Près de 50 auteurs, commentateurs et universitaires ont abandonné cette année le Festival d’Adélaïde en Australie après que le Festival a annoncé qu’il annulait une apparition du Dr Randa Abdel-Fattah pour des raisons de « sensibilité culturelle ». L’universitaire palestino-australien a participé à plusieurs événements lors du Festival d’Adélaïde en 2023, mais n’est plus le bienvenu cette année.

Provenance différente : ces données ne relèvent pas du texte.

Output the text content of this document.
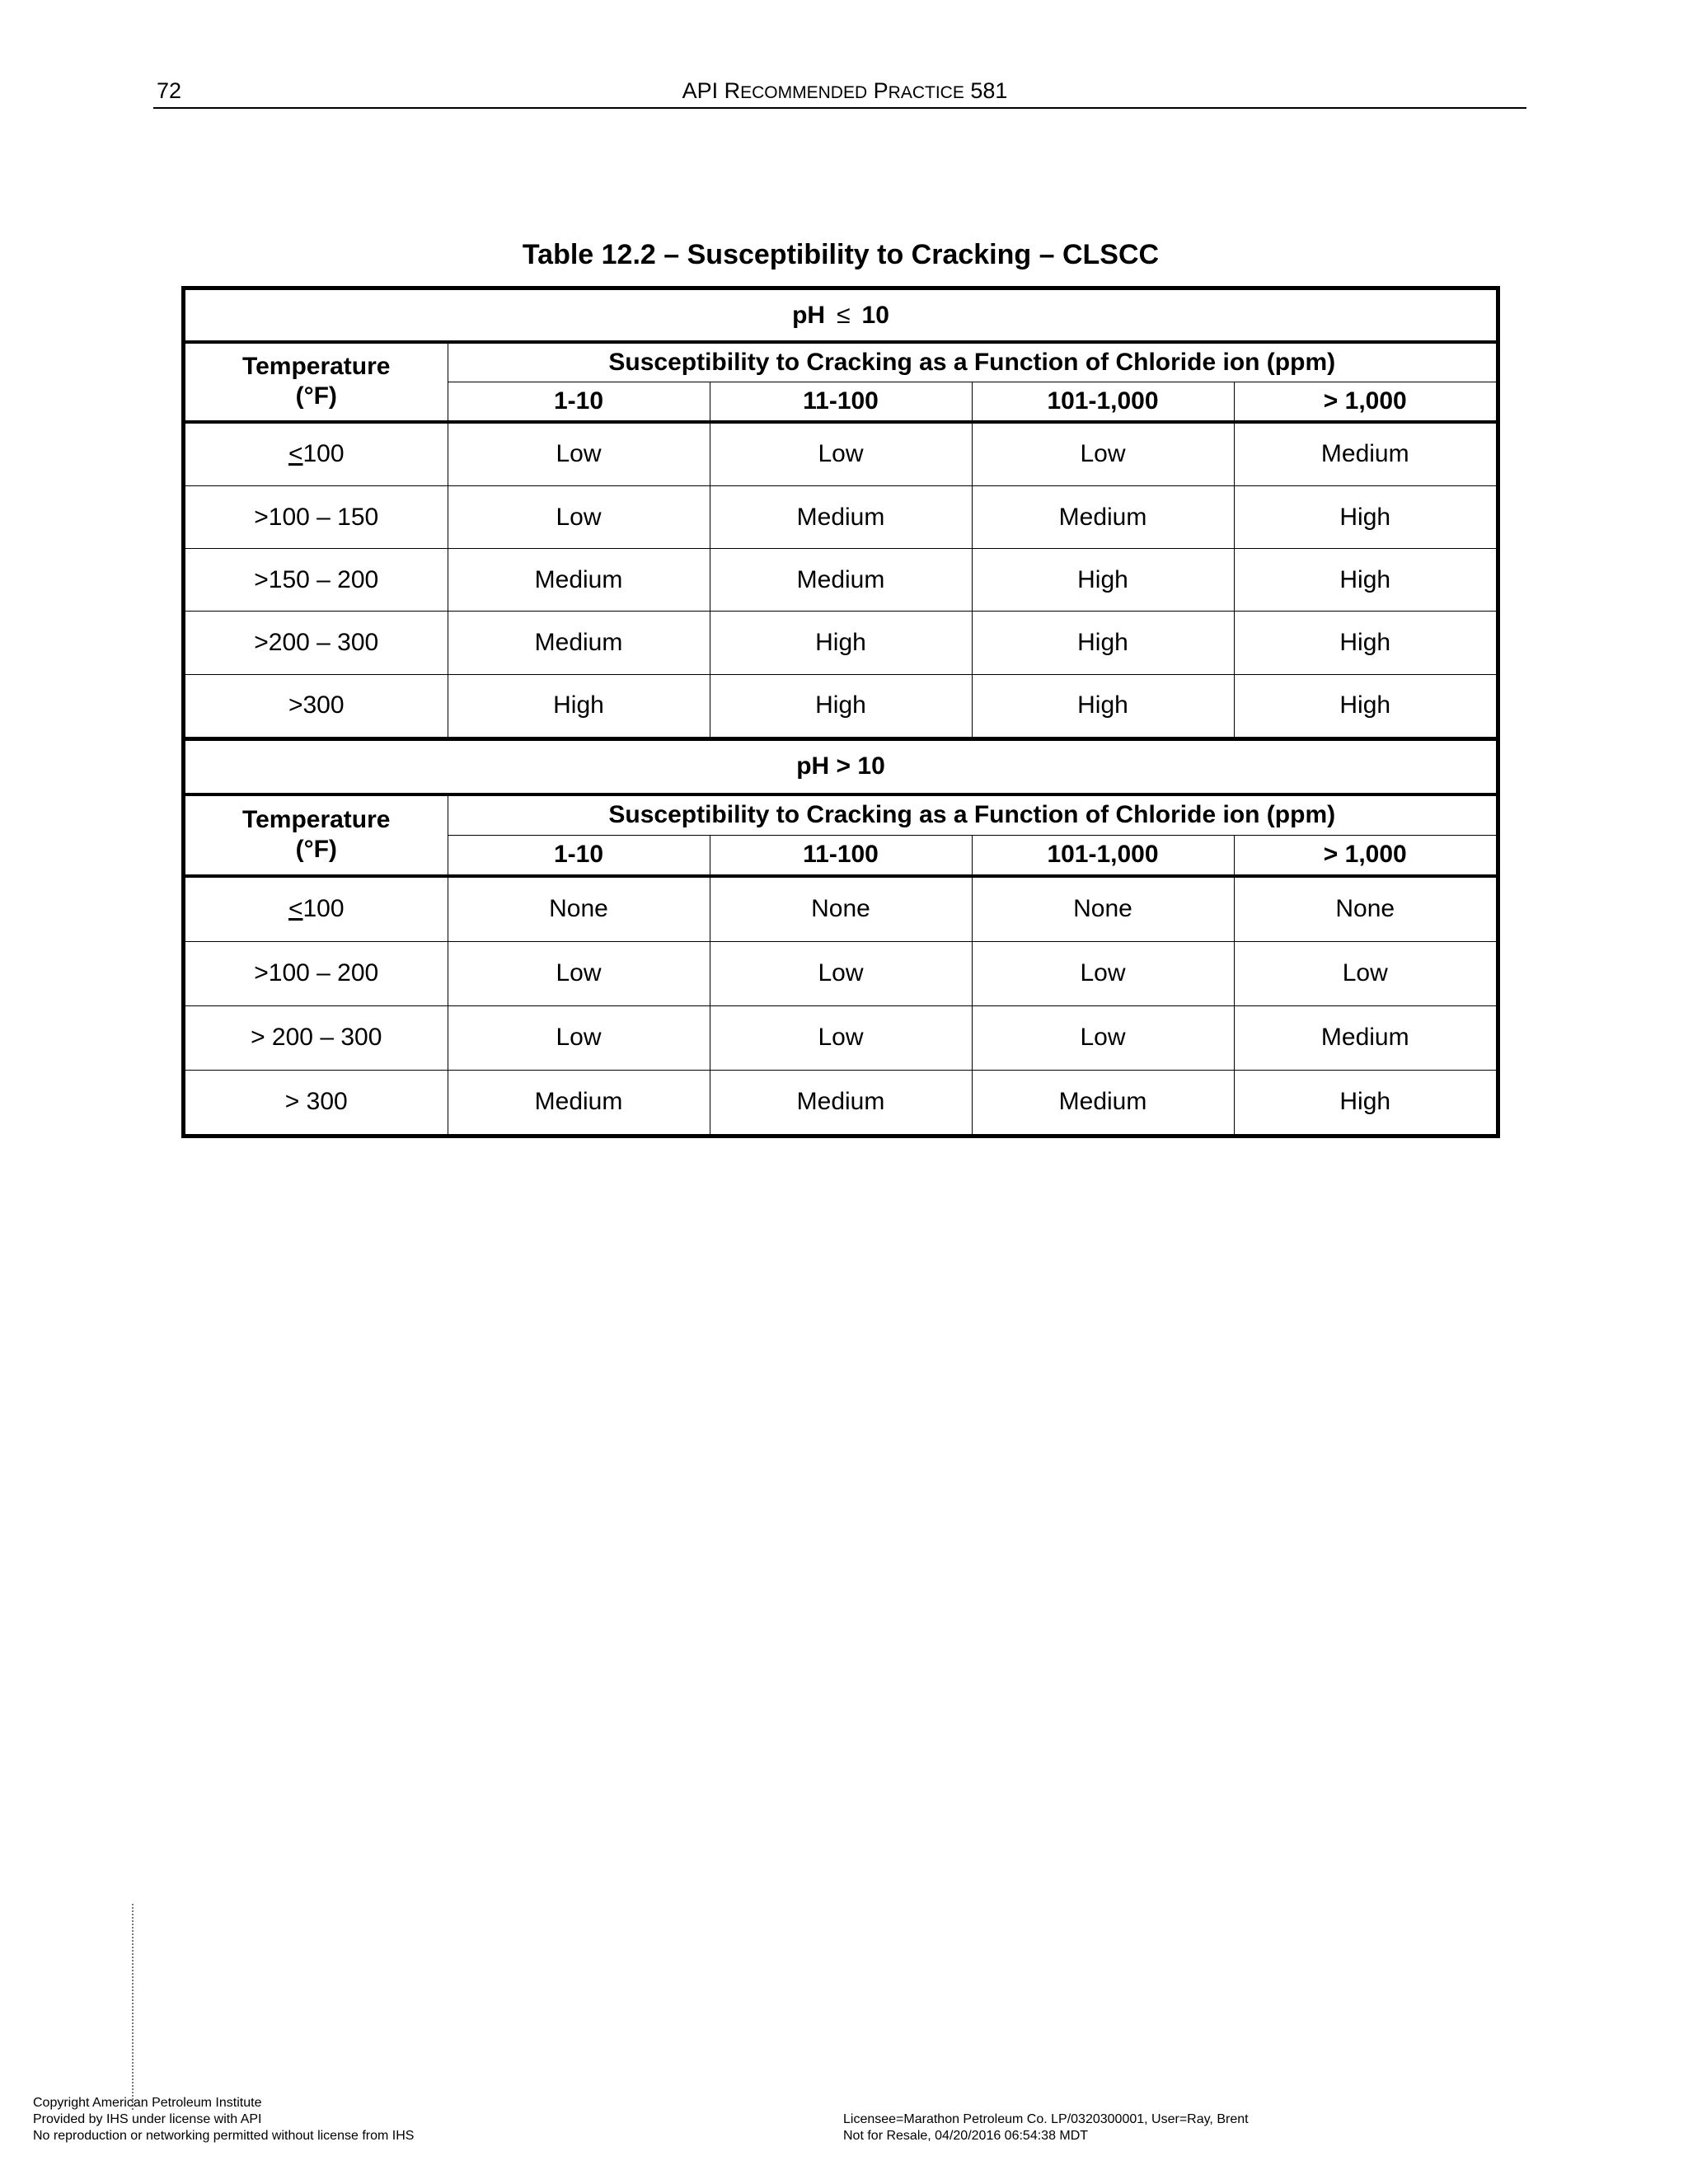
72	API RECOMMENDED PRACTICE 581
Table 12.2 – Susceptibility to Cracking – CLSCC
pH ≤ 10				
Temperature
(°F)	Susceptibility to Cracking as a Function of Chloride ion (ppm)			
	1-10	11-100	101-1,000	> 1,000
<100	Low	Low	Low	Medium
>100 – 150	Low	Medium	Medium	High
>150 – 200	Medium	Medium	High	High
>200 – 300	Medium	High	High	High
>300	High	High	High	High
pH > 10				
Temperature
(°F)	Susceptibility to Cracking as a Function of Chloride ion (ppm)			
	1-10	11-100	101-1,000	> 1,000
<100	None	None	None	None
>100 – 200	Low	Low	Low	Low
> 200 – 300	Low	Low	Low	Medium
> 300	Medium	Medium	Medium	High
Copyright American Petroleum Institute
Provided by IHS under license with API
No reproduction or networking permitted without license from IHS
Licensee=Marathon Petroleum Co. LP/0320300001, User=Ray, Brent
Not for Resale, 04/20/2016 06:54:38 MDT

Le commentaire public du conseil d’administration du Festival indique qu’à la lumière des « déclarations passées du Dr Abdel-Fattah, nous avons estimé qu’il ne serait pas culturellement sensible de continuer à la programmer à ce moment sans précédent si peu de temps après Bondi », faisant référence à la fusillade antisémite de décembre 2025. Le conseil d’administration indique clairement qu’ils n’insinuent pas que le Dr Abdel-Fattah était lié à la tragédie, mais plutôt que leur décision a été prise en raison de déclarations passées indéfinies et non citées.
La réponse à l’éviction du Dr Abdel-Fattah a été rapide et généralisée. Selon Le gardien47 auteurs ont déjà abandonné, dont Helen Garner, Chloe Hooper, Sarah Krasnostein, Michelle de Kretser, Drusilla Modjeska, Melissa Lucashenko, Evelyn Araluen et Trent Dalton, ce qui a incité le festival à supprimer de son site le programme complet des événements de la semaine des écrivains jusqu’à ce qu’il puisse être retravaillé.

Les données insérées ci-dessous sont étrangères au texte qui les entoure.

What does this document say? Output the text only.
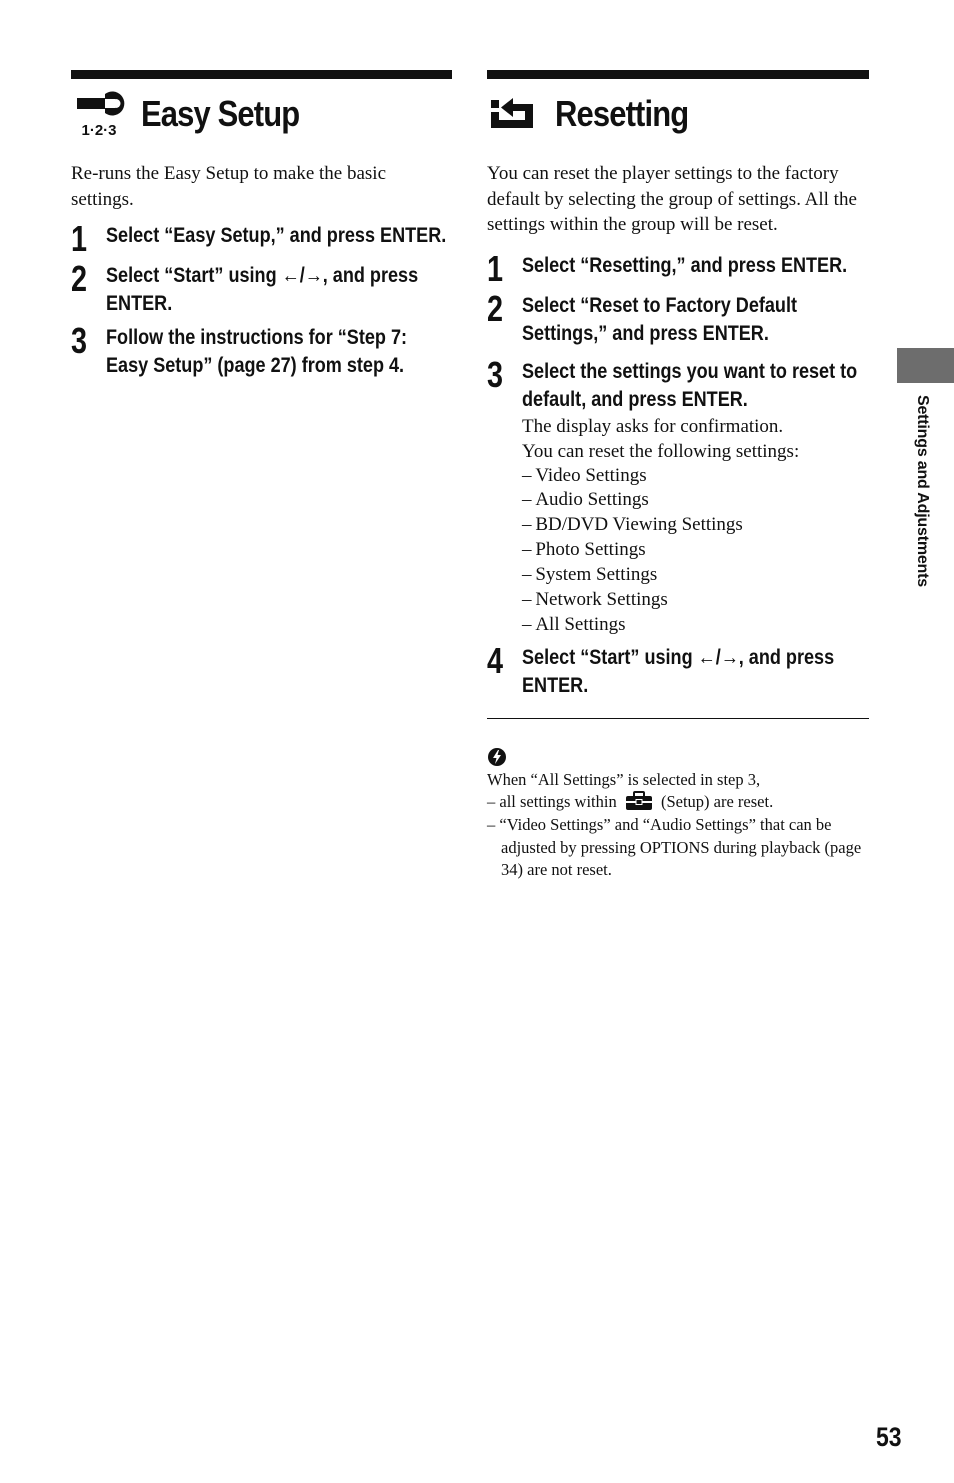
1·2·3 Easy Setup

Re-runs the Easy Setup to make the basic settings.

1 Select “Easy Setup,” and press ENTER.
2 Select “Start” using ←/→, and press ENTER.
3 Follow the instructions for “Step 7: Easy Setup” (page 27) from step 4.
Resetting

You can reset the player settings to the factory default by selecting the group of settings. All the settings within the group will be reset.

1 Select “Resetting,” and press ENTER.
2 Select “Reset to Factory Default Settings,” and press ENTER.
3 Select the settings you want to reset to default, and press ENTER.
The display asks for confirmation.
You can reset the following settings:
– Video Settings
– Audio Settings
– BD/DVD Viewing Settings
– Photo Settings
– System Settings
– Network Settings
– All Settings
4 Select “Start” using ←/→, and press ENTER.
When “All Settings” is selected in step 3,
– all settings within	(Setup) are reset.
– “Video Settings” and “Audio Settings” that can be adjusted by pressing OPTIONS during playback (page 34) are not reset.
Settings and Adjustments
53
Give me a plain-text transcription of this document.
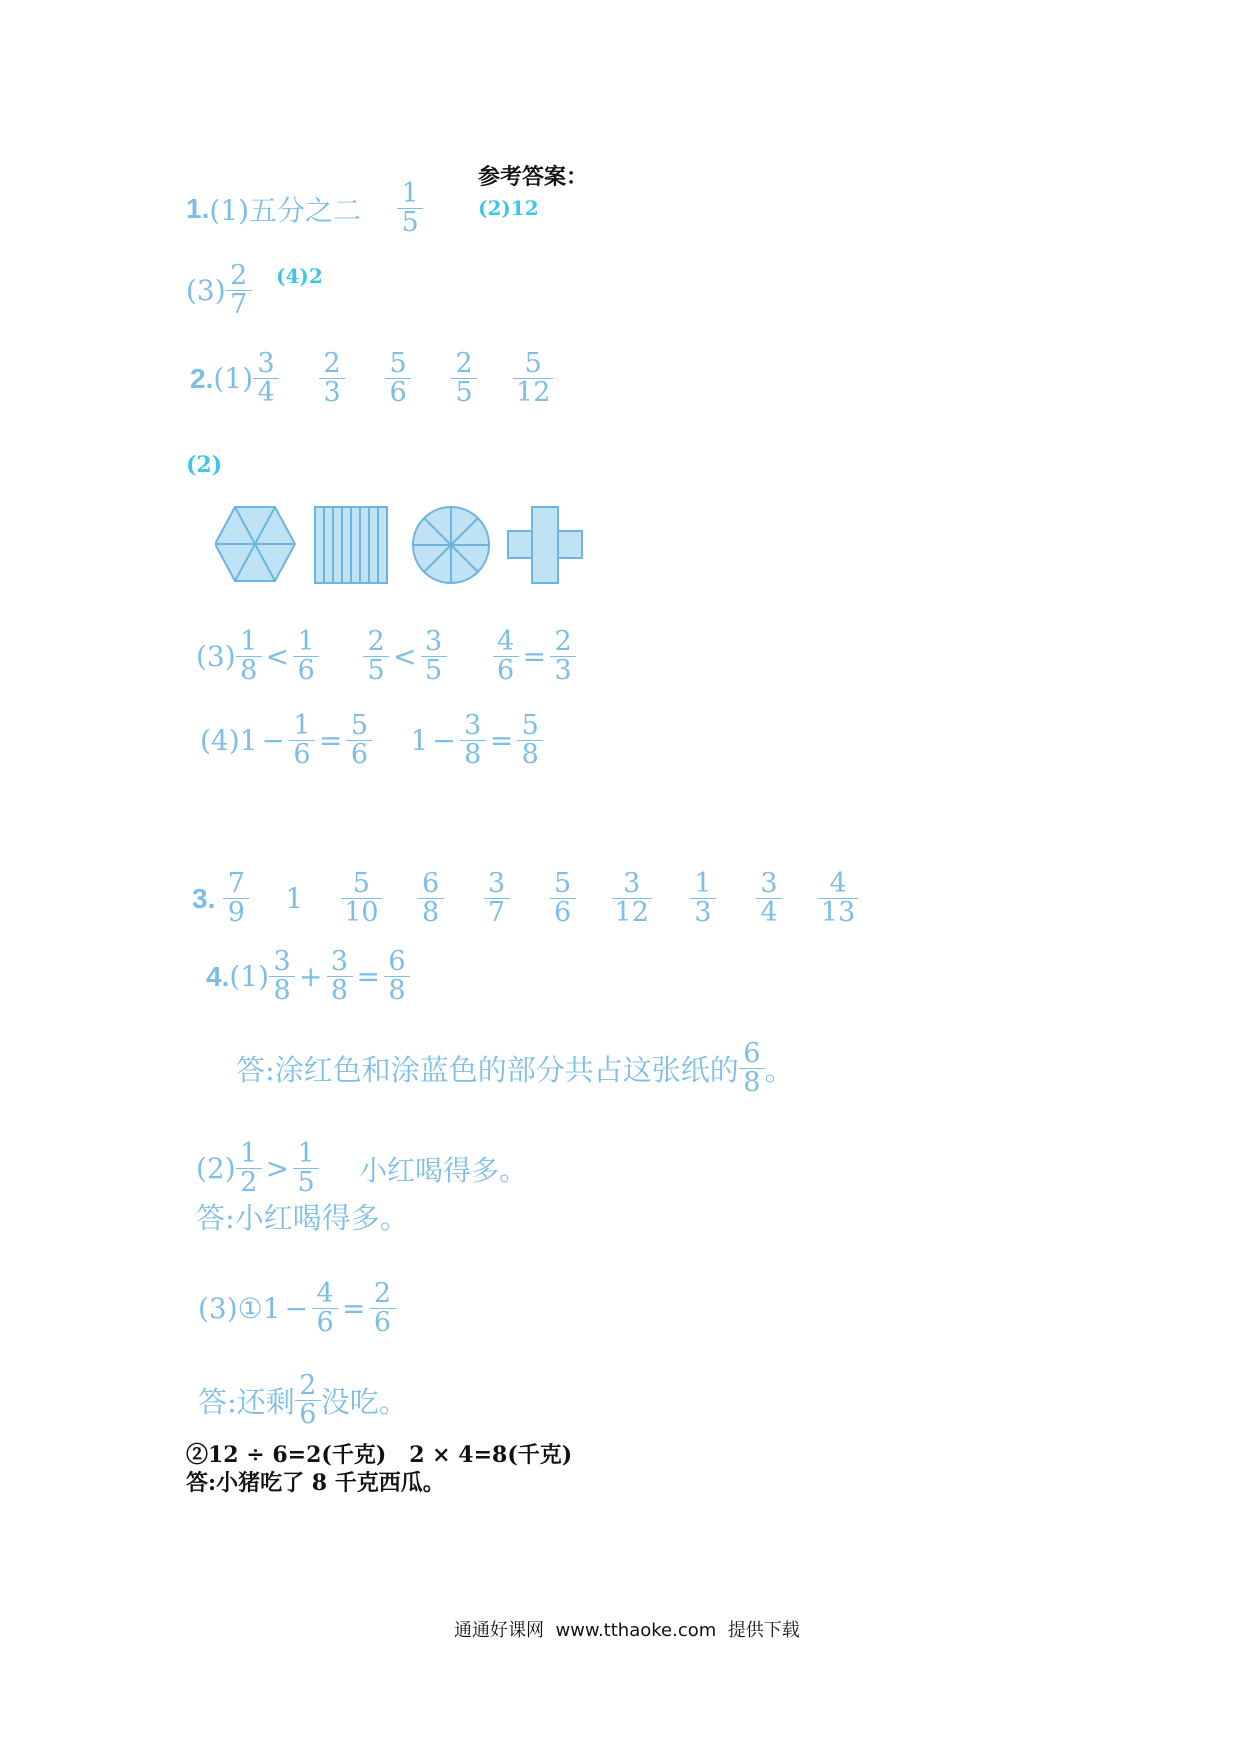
参考答案：
1. (1)五分之二
1
5	(2)12
(3) 2
7
(4)2
2. (1) 3
4
2
3
5
6
2
5
5
12
(2)
(3) 1
8 < 1
6
2
5 < 3
5
4
6 = 2
3
(4) 1 − 1
6 = 5
6 1 − 3
8 = 5
8
3. 7
9 1 5
10
6
8
3
7
5
6
3
12
1
3
3
4
4
13
4. (1) 3
8 + 3
8 = 6
8
答:涂红色和涂蓝色的部分共占这张纸的 6
8 。
(2) 1
2 > 1
5 小红喝得多。
答:小红喝得多。
(3)①1 − 4
6 = 2
6
答:还剩 2
6 没吃。
②12 ÷ 6=2(千克)   2 × 4=8(千克)
答:小猪吃了 8 千克西瓜。
通通好课网  www.tthaoke.com  提供下载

De nombreuses organisations concernées ont également condamné cette décision. Le Conseil juif d’Australie a décrié cette décision : « Le fait qu’une autre institution ait cédé à une campagne incessante menée contre le Dr Abdel-Fattah et les partisans des Palestiniens devrait être profondément préoccupant pour tous ceux qui valorisent une société plurielle et ouverte. » Et la Campagne palestinienne pour le boycott académique et culturel d’Israël a qualifié la destitution du Dr Abdel-Fattah de « décision raciste éhontée qui déshumanise effectivement les Palestiniens et normalise le génocide et les crimes de guerre d’Israël ».
Je ne peux que spéculer sur les sources de pression qui ont conduit le Festival d’Adélaïde à cette décision honteuse, mais il est clair que même des années après le génocide israélien retransmis en direct, l’exception palestinienne à la liberté d’expression est encore trop puissante. Mais comme toujours, je suis réconforté de constater la solidarité de mes collègues écrivains et penseurs, qui continuent de s’opposer aux tentatives intolérantes visant à circonscrire la culture.